The TARDIS has a faulty fluid link. Well, the Doctor says it does so that he can get to go and explore the Dalek city in search of mercury. The Dalek city has storerooms, just like a university department on Earth and the storerooms conveniently contain bottles of mercury. It is unclear what the Daleks might use it for, or why it would be in the kinds of bottles found on Earth. It seems odd today that Ian even suggests looking for in the city (or perhaps that he has any reasonable hop of finding it). Presumably the atmosphere of Coal Hill School was thick with the vapour from spilt mercury. Perhaps it had got him. I recall they had some mercury at Longridge High School in 1992; I don't suppose though they would now. Of course, mercury suggests the alchemists and Hermes Trismegistus. Whether that was David Whittaker really had in mind for the Doctor at this stage is debatable (see T&M).
The thing is that it is hard to imagine today that the TARDIS does not have a universal replicator/nanofactory aboard, or at least the kind of workshop facilities that a large or - small - warship would have. Of course, people didn't realise how big the TARDIS was in those days. If does have a food machine, which, of course, is presumably some form of specialised personal nanofactory. There is a problem here: to us, it is clear that the Doctor must know more than he is saying about the Daleks, for instance, and about the capabilities of the TARDIS. But thinking in this way seems dishonest both to the original creators and to the audience of the time. No-one in 1963 knew that the Daleks were going to the Doctor's greatest enemy (again see later stories though) and no-one knew about personal nanofactories. We've got to take the text as far as we can as it is presented to us.
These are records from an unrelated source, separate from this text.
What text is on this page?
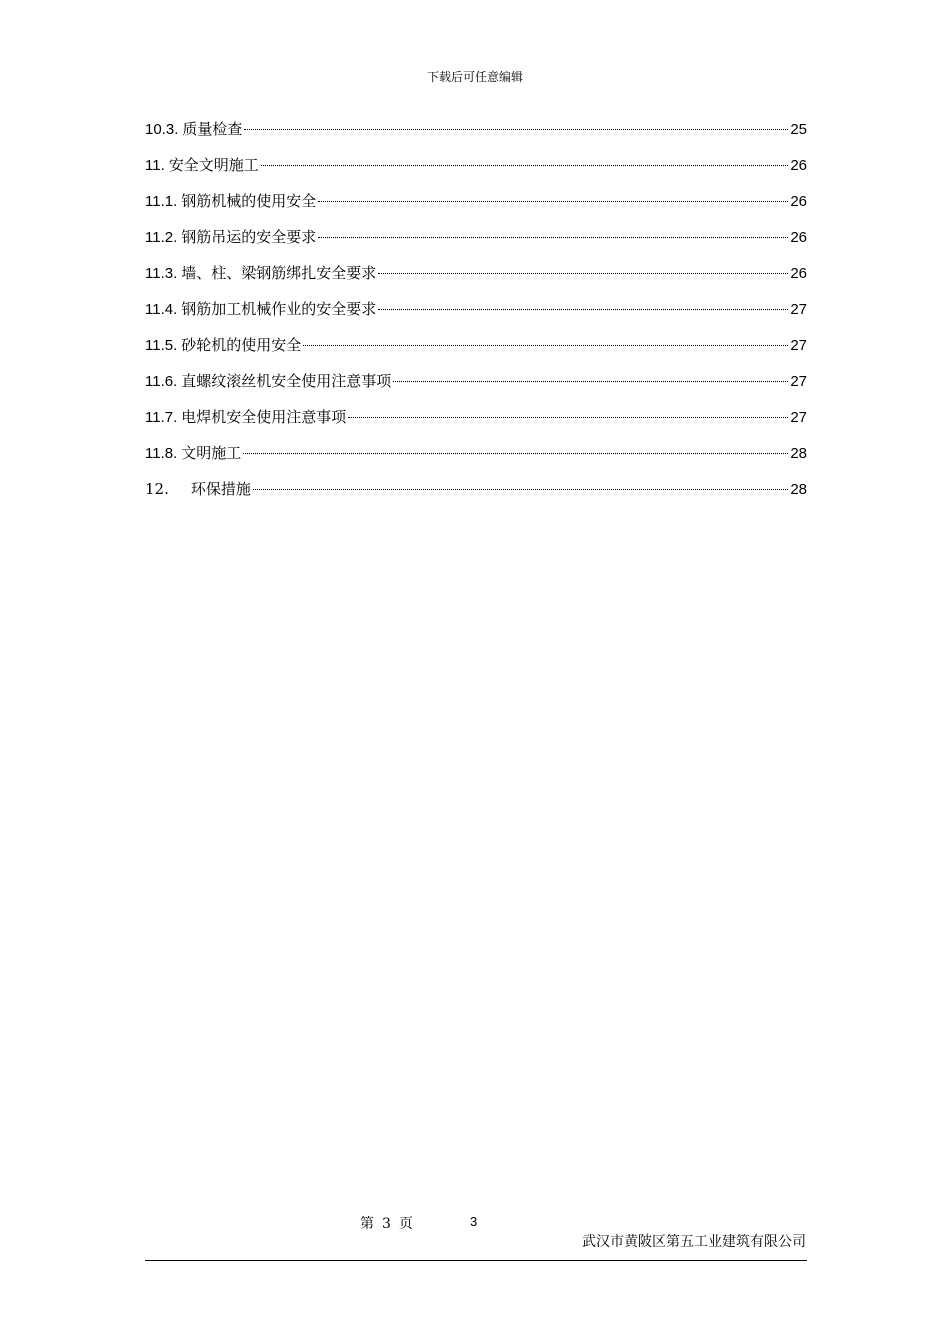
下载后可任意编辑
10.3. 质量检查	25
11. 安全文明施工	26
11.1. 钢筋机械的使用安全	26
11.2. 钢筋吊运的安全要求	26
11.3. 墙、柱、梁钢筋绑扎安全要求	26
11.4. 钢筋加工机械作业的安全要求	27
11.5. 砂轮机的使用安全	27
11.6. 直螺纹滚丝机安全使用注意事项	27
11.7. 电焊机安全使用注意事项	27
11.8. 文明施工	28
12. 环保措施	28
第 3 页	3
武汉市黄陂区第五工业建筑有限公司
We get the classic DW story structure again of the Doctor and companions becoming involved in a conflict between two antagonist groups. In "An Unearthly Child", we just get Kal, but here we get the Thals. Unfortunately, they are far more obviously refugees from the John Gielgud school of acting than the more kitchen sink cavepeople. The anti-pacifist message does perhaps leave a slightly bitter taste. It occurs me that if Ian is same age as William Russell then it wouldn't have been Malaya that Ian learnt his fighting skills, but Burma (I don't know what Russell himself did during the war).
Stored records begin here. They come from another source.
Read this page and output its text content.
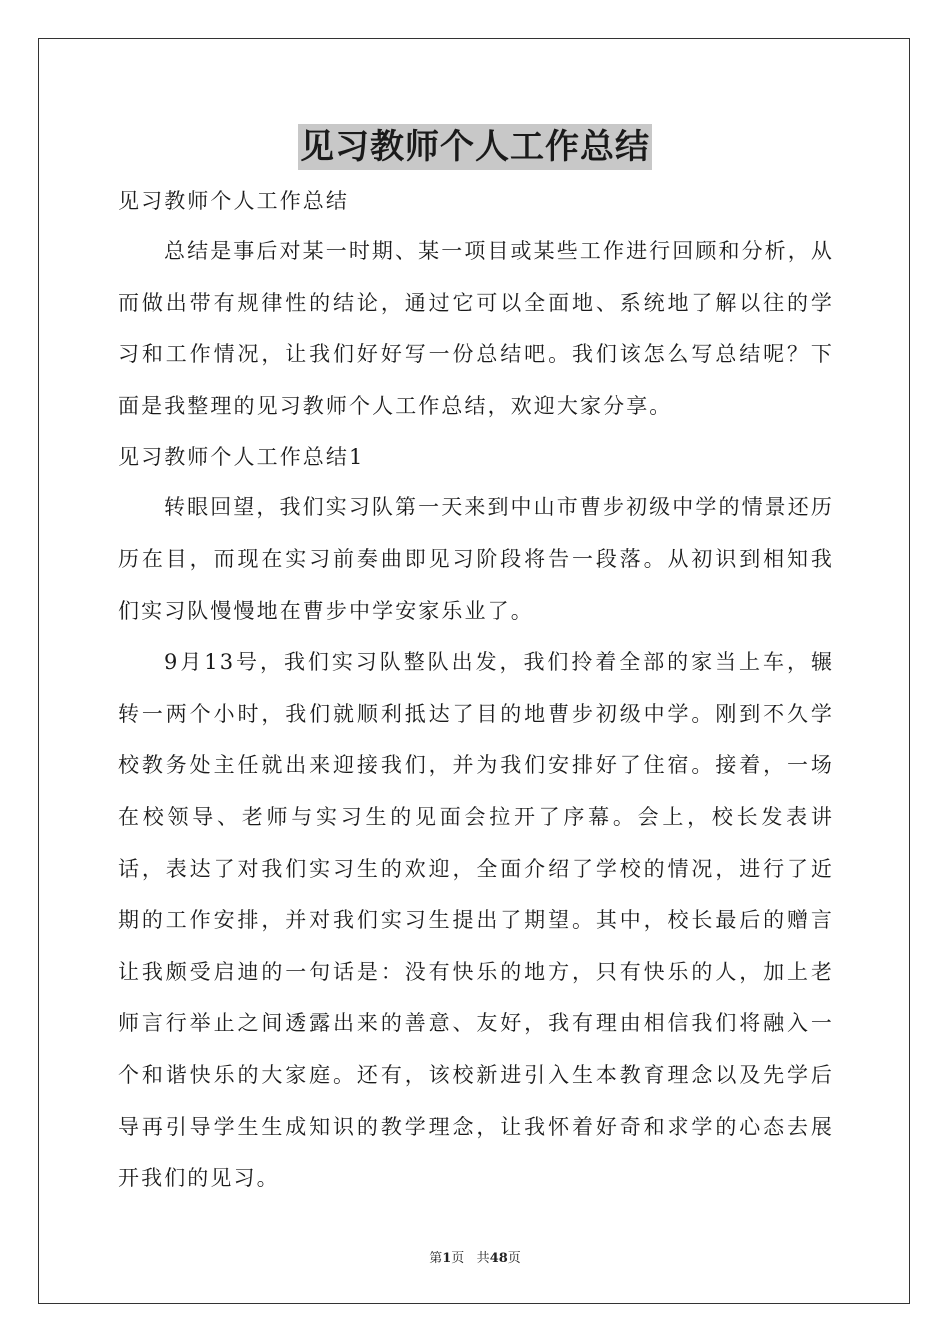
见习教师个人工作总结

见习教师个人工作总结

总结是事后对某一时期、某一项目或某些工作进行回顾和分析，从而做出带有规律性的结论，通过它可以全面地、系统地了解以往的学习和工作情况，让我们好好写一份总结吧。我们该怎么写总结呢？下面是我整理的见习教师个人工作总结，欢迎大家分享。

见习教师个人工作总结1

转眼回望，我们实习队第一天来到中山市曹步初级中学的情景还历历在目，而现在实习前奏曲即见习阶段将告一段落。从初识到相知我们实习队慢慢地在曹步中学安家乐业了。

9月13号，我们实习队整队出发，我们拎着全部的家当上车，辗转一两个小时，我们就顺利抵达了目的地曹步初级中学。刚到不久学校教务处主任就出来迎接我们，并为我们安排好了住宿。接着，一场在校领导、老师与实习生的见面会拉开了序幕。会上，校长发表讲话，表达了对我们实习生的欢迎，全面介绍了学校的情况，进行了近期的工作安排，并对我们实习生提出了期望。其中，校长最后的赠言让我颇受启迪的一句话是：没有快乐的地方，只有快乐的人，加上老师言行举止之间透露出来的善意、友好，我有理由相信我们将融入一个和谐快乐的大家庭。还有，该校新进引入生本教育理念以及先学后导再引导学生生成知识的教学理念，让我怀着好奇和求学的心态去展开我们的见习。

第1页 共48页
We get to see what is inside a Dalek, well, a hand. We also get the old get inside a Dalek and pretend to be a Dalek gag. In the first Dalek story. Given what we know of Daleks now, it's hard to believe that Ian could do that, but 1964 was a simpler age (although, of course, double declutching). The Daleks do use CCTV, although not effectively as they might, but at least it is there. There is a great deal of fairly tedious being captured and escaping, but eventually they get back to the TARDIS at the end of episode 4, although to discover - D'oh! - that they left the fluid link back in the Dalek city. So, effectively this is a story of two halves with the second recapitulating the first. Nation is no master of dramatic structure (again see later). So, the Thals have to risk their lives to help get the fluid link back, but at least they get to discover manly aggression and do defeat the (few, remaining) Daleks. Barbara has a bit of thing going on with Ganatus, who gives her some cloth to make a dress. There is quite a bit of this kind of thing in early Who and I will, again, discuss it in more detail later.
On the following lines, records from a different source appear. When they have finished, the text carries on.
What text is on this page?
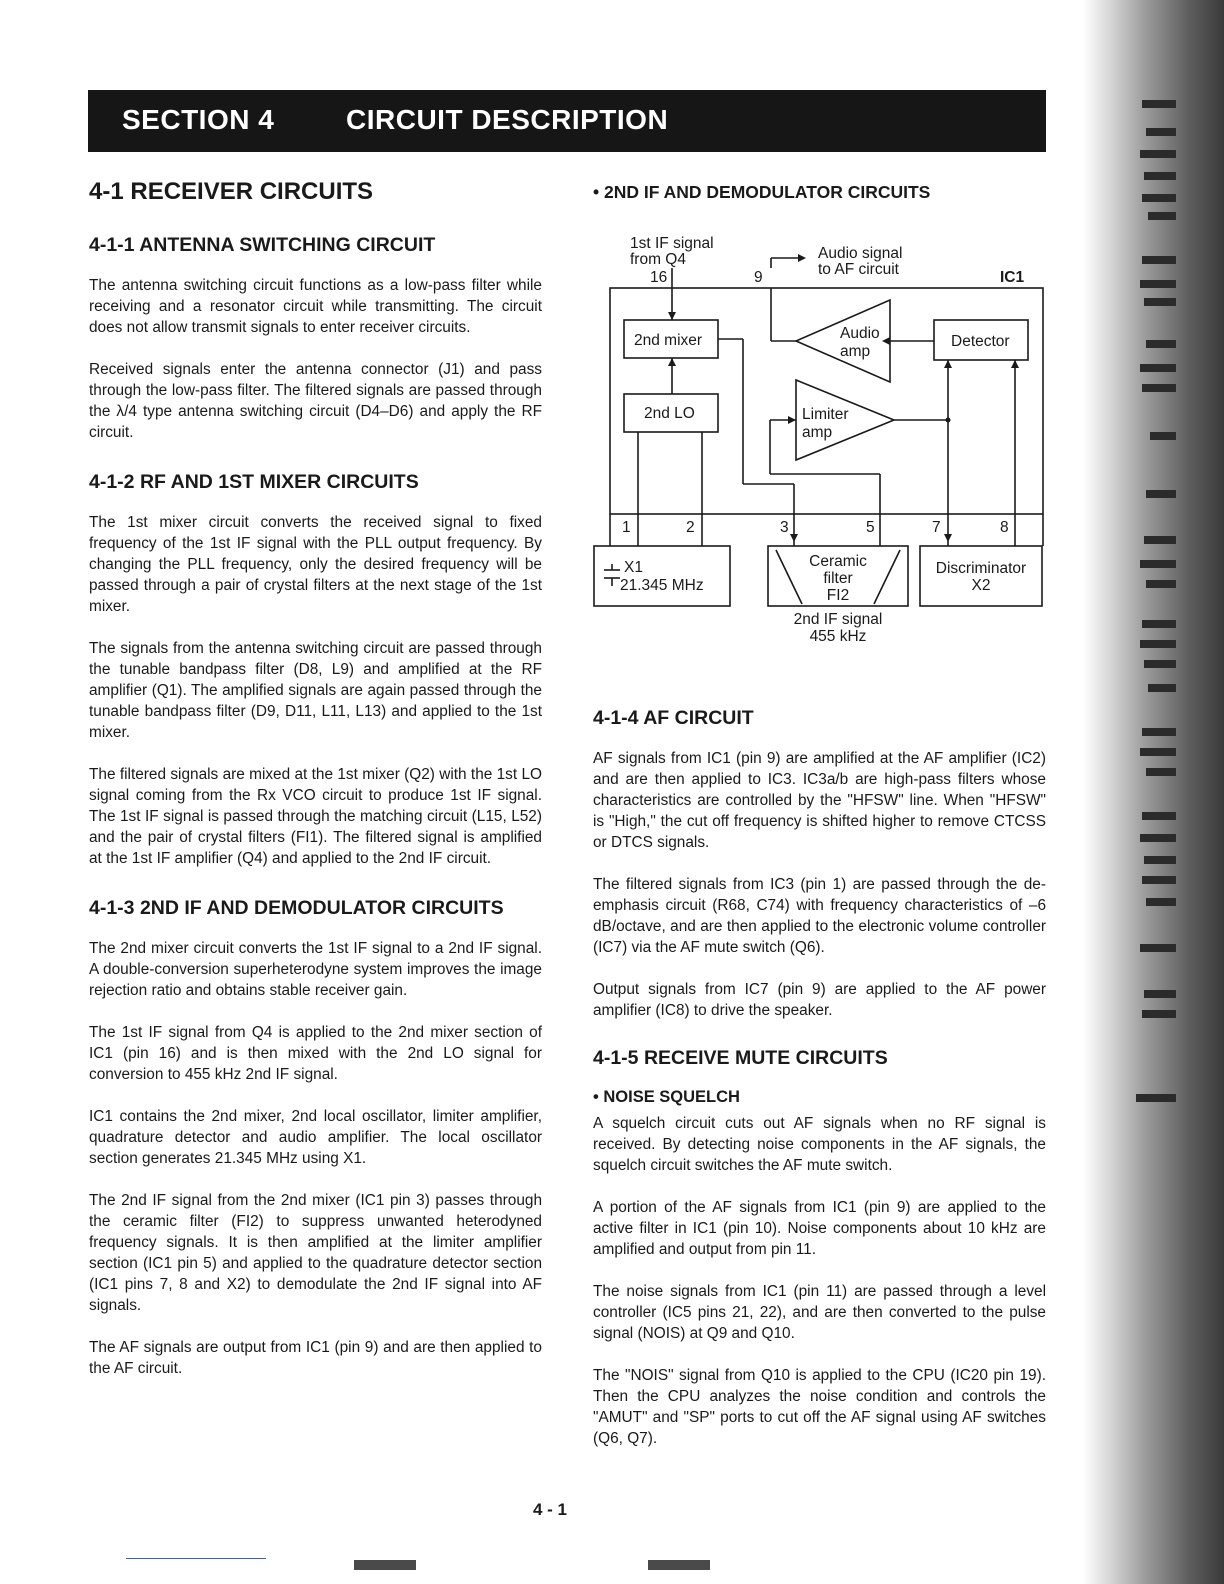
SECTION 4	CIRCUIT DESCRIPTION
4-1 RECEIVER CIRCUITS
4-1-1 ANTENNA SWITCHING CIRCUIT

The antenna switching circuit functions as a low-pass filter while receiving and a resonator circuit while transmitting. The circuit does not allow transmit signals to enter receiver circuits.

Received signals enter the antenna connector (J1) and pass through the low-pass filter. The filtered signals are passed through the λ/4 type antenna switching circuit (D4–D6) and apply the RF circuit.

4-1-2 RF AND 1ST MIXER CIRCUITS

The 1st mixer circuit converts the received signal to fixed frequency of the 1st IF signal with the PLL output frequency. By changing the PLL frequency, only the desired frequency will be passed through a pair of crystal filters at the next stage of the 1st mixer.

The signals from the antenna switching circuit are passed through the tunable bandpass filter (D8, L9) and amplified at the RF amplifier (Q1). The amplified signals are again passed through the tunable bandpass filter (D9, D11, L11, L13) and applied to the 1st mixer.

The filtered signals are mixed at the 1st mixer (Q2) with the 1st LO signal coming from the Rx VCO circuit to produce 1st IF signal. The 1st IF signal is passed through the matching circuit (L15, L52) and the pair of crystal filters (FI1). The filtered signal is amplified at the 1st IF amplifier (Q4) and applied to the 2nd IF circuit.

4-1-3 2ND IF AND DEMODULATOR CIRCUITS

The 2nd mixer circuit converts the 1st IF signal to a 2nd IF signal. A double-conversion superheterodyne system improves the image rejection ratio and obtains stable receiver gain.

The 1st IF signal from Q4 is applied to the 2nd mixer section of IC1 (pin 16) and is then mixed with the 2nd LO signal for conversion to 455 kHz 2nd IF signal.

IC1 contains the 2nd mixer, 2nd local oscillator, limiter amplifier, quadrature detector and audio amplifier. The local oscillator section generates 21.345 MHz using X1.

The 2nd IF signal from the 2nd mixer (IC1 pin 3) passes through the ceramic filter (FI2) to suppress unwanted heterodyned frequency signals. It is then amplified at the limiter amplifier section (IC1 pin 5) and applied to the quadrature detector section (IC1 pins 7, 8 and X2) to demodulate the 2nd IF signal into AF signals.

The AF signals are output from IC1 (pin 9) and are then applied to the AF circuit.

• 2ND IF AND DEMODULATOR CIRCUITS
4-1-4 AF CIRCUIT

AF signals from IC1 (pin 9) are amplified at the AF amplifier (IC2) and are then applied to IC3. IC3a/b are high-pass filters whose characteristics are controlled by the "HFSW" line. When "HFSW" is "High," the cut off frequency is shifted higher to remove CTCSS or DTCS signals.

The filtered signals from IC3 (pin 1) are passed through the de-emphasis circuit (R68, C74) with frequency characteristics of –6 dB/octave, and are then applied to the electronic volume controller (IC7) via the AF mute switch (Q6).

Output signals from IC7 (pin 9) are applied to the AF power amplifier (IC8) to drive the speaker.

4-1-5 RECEIVE MUTE CIRCUITS
• NOISE SQUELCH

A squelch circuit cuts out AF signals when no RF signal is received. By detecting noise components in the AF signals, the squelch circuit switches the AF mute switch.

A portion of the AF signals from IC1 (pin 9) are applied to the active filter in IC1 (pin 10). Noise components about 10 kHz are amplified and output from pin 11.

The noise signals from IC1 (pin 11) are passed through a level controller (IC5 pins 21, 22), and are then converted to the pulse signal (NOIS) at Q9 and Q10.

The "NOIS" signal from Q10 is applied to the CPU (IC20 pin 19). Then the CPU analyzes the noise condition and controls the "AMUT" and "SP" ports to cut off the AF signal using AF switches (Q6, Q7).

1st IF signal
from Q4	Audio signal
to AF circuit	IC1
16	9
2nd mixer
2nd LO
Audio
amp
Limiter
amp
Detector
1	2	3	5	7	8
X1
21.345 MHz
Ceramic
filter
FI2
Discriminator
X2
2nd IF signal
455 kHz
4 - 1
Overall, it would have worked better as a four episode story. The Doctor is still a sinister old man, whose quite happy to risk the lives of his companions and complete to slake his curiosity. The Daleks are like nothing on Earth and it is easy to forgive a creeky and dull story a great deal for them. And it would have been much easier still in 1964 (see the ratings).
Now Write On...
We might like to see some more of those Daleks. Oh. yes... We get back to Skaro and see the Thals again in the years to come. Of course, they are blond and blue-eyed. There are things we might want to do with that (I shall see to what extent they were done). We might like to find out what happened to Ganatus - and that dress. But this is the Daleks' story. And we aren't going to run out of Dalek stories.